Maybe the children would have produced something even more original.
How many books do teens smell? Are they encouraged to write, design and bind their own books?
Is it possible that first creating a book with a special structure can provide the stimulus for writing a story to fit inside it? Or will a story provide ideas for a unique and satisfying way to display the text?

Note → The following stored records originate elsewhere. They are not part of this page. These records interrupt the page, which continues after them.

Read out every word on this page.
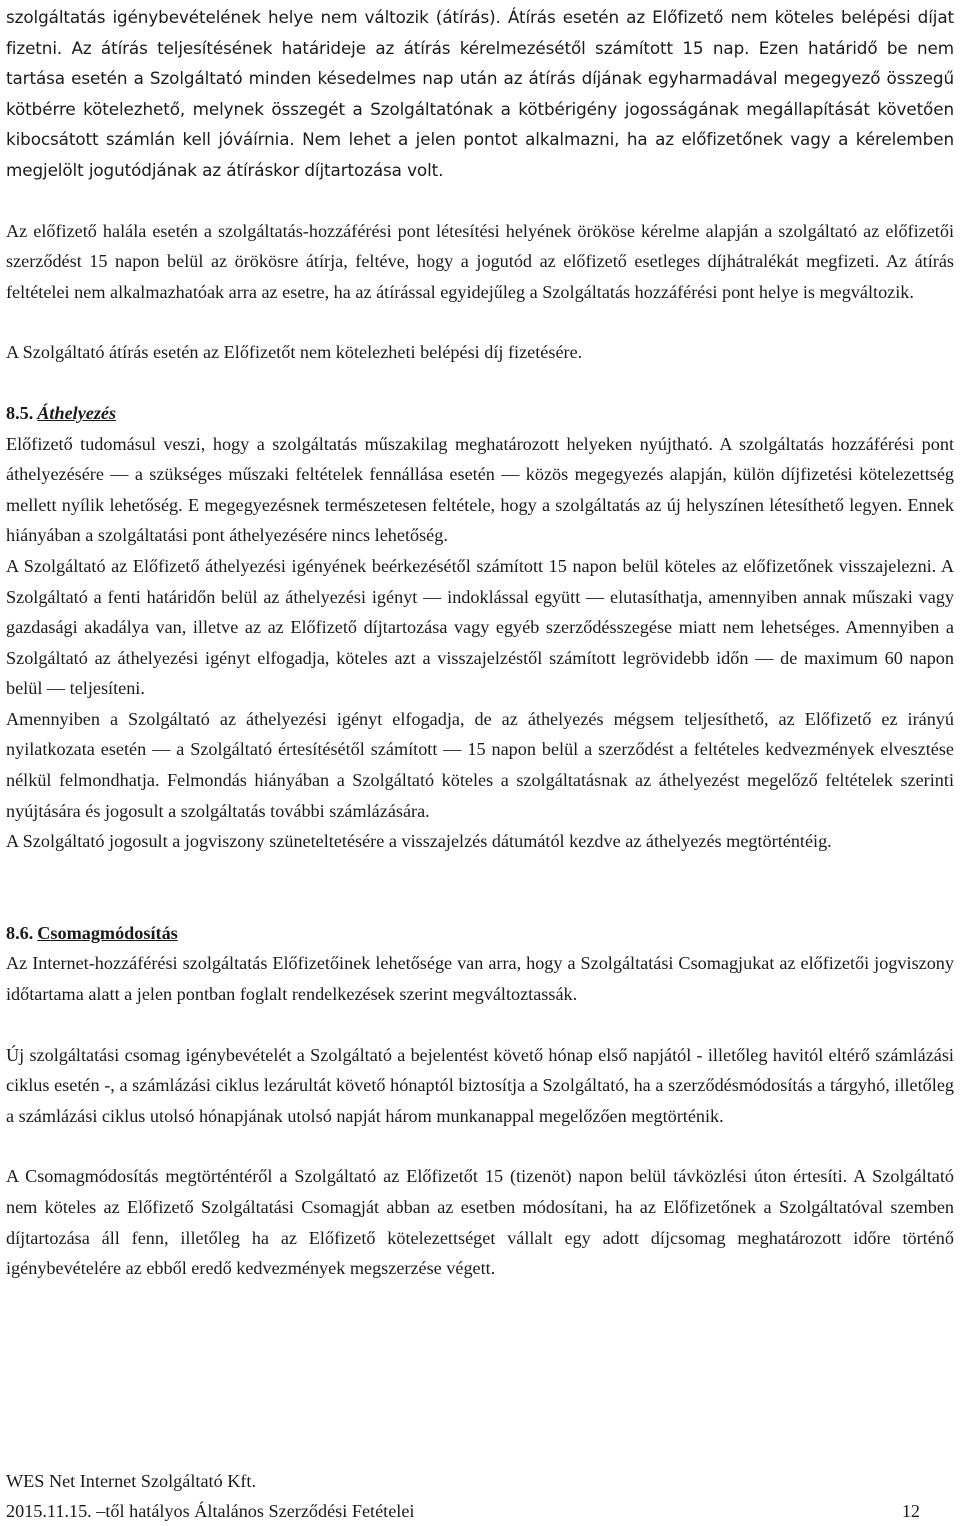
szolgáltatás igénybevételének helye nem változik (átírás). Átírás esetén az Előfizető nem köteles belépési díjat fizetni. Az átírás teljesítésének határideje az átírás kérelmezésétől számított 15 nap. Ezen határidő be nem tartása esetén a Szolgáltató minden késedelmes nap után az átírás díjának egyharmadával megegyező összegű kötbérre kötelezhető, melynek összegét a Szolgáltatónak a kötbérigény jogosságának megállapítását követően kibocsátott számlán kell jóváírnia. Nem lehet a jelen pontot alkalmazni, ha az előfizetőnek vagy a kérelemben megjelölt jogutódjának az átíráskor díjtartozása volt.

Az előfizető halála esetén a szolgáltatás-hozzáférési pont létesítési helyének örököse kérelme alapján a szolgáltató az előfizetői szerződést 15 napon belül az örökösre átírja, feltéve, hogy a jogutód az előfizető esetleges díjhátralékát megfizeti. Az átírás feltételei nem alkalmazhatóak arra az esetre, ha az átírással egyidejűleg a Szolgáltatás hozzáférési pont helye is megváltozik.

A Szolgáltató átírás esetén az Előfizetőt nem kötelezheti belépési díj fizetésére.

8.5. Áthelyezés

Előfizető tudomásul veszi, hogy a szolgáltatás műszakilag meghatározott helyeken nyújtható. A szolgáltatás hozzáférési pont áthelyezésére — a szükséges műszaki feltételek fennállása esetén — közös megegyezés alapján, külön díjfizetési kötelezettség mellett nyílik lehetőség. E megegyezésnek természetesen feltétele, hogy a szolgáltatás az új helyszínen létesíthető legyen. Ennek hiányában a szolgáltatási pont áthelyezésére nincs lehetőség.

A Szolgáltató az Előfizető áthelyezési igényének beérkezésétől számított 15 napon belül köteles az előfizetőnek visszajelezni. A Szolgáltató a fenti határidőn belül az áthelyezési igényt — indoklással együtt — elutasíthatja, amennyiben annak műszaki vagy gazdasági akadálya van, illetve az az Előfizető díjtartozása vagy egyéb szerződésszegése miatt nem lehetséges. Amennyiben a Szolgáltató az áthelyezési igényt elfogadja, köteles azt a visszajelzéstől számított legrövidebb időn — de maximum 60 napon belül — teljesíteni.

Amennyiben a Szolgáltató az áthelyezési igényt elfogadja, de az áthelyezés mégsem teljesíthető, az Előfizető ez irányú nyilatkozata esetén — a Szolgáltató értesítésétől számított — 15 napon belül a szerződést a feltételes kedvezmények elvesztése nélkül felmondhatja. Felmondás hiányában a Szolgáltató köteles a szolgáltatásnak az áthelyezést megelőző feltételek szerinti nyújtására és jogosult a szolgáltatás további számlázására.

A Szolgáltató jogosult a jogviszony szüneteltetésére a visszajelzés dátumától kezdve az áthelyezés megtörténtéig.

8.6. Csomagmódosítás

Az Internet-hozzáférési szolgáltatás Előfizetőinek lehetősége van arra, hogy a Szolgáltatási Csomagjukat az előfizetői jogviszony időtartama alatt a jelen pontban foglalt rendelkezések szerint megváltoztassák.

Új szolgáltatási csomag igénybevételét a Szolgáltató a bejelentést követő hónap első napjától - illetőleg havitól eltérő számlázási ciklus esetén -, a számlázási ciklus lezárultát követő hónaptól biztosítja a Szolgáltató, ha a szerződésmódosítás a tárgyhó, illetőleg a számlázási ciklus utolsó hónapjának utolsó napját három munkanappal megelőzően megtörténik.

A Csomagmódosítás megtörténtéről a Szolgáltató az Előfizetőt 15 (tizenöt) napon belül távközlési úton értesíti. A Szolgáltató nem köteles az Előfizető Szolgáltatási Csomagját abban az esetben módosítani, ha az Előfizetőnek a Szolgáltatóval szemben díjtartozása áll fenn, illetőleg ha az Előfizető kötelezettséget vállalt egy adott díjcsomag meghatározott időre történő igénybevételére az ebből eredő kedvezmények megszerzése végett.

WES Net Internet Szolgáltató Kft.
2015.11.15. –től hatályos Általános Szerződési Fetételei	12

I hope children of all ages (and adults) are encouraged to explore the totality of the world of words, of language, writing, calligraphy, exciting layout designs and books of every form and structure until these become a rich, integral and important part of their lives. Sustenance for their creativity and creative thought. Let us give them experiences to savour and help them to respond with joy in their own way …to the extent that they want to bungee-jump into, read and devour our offerings of all genres with relish.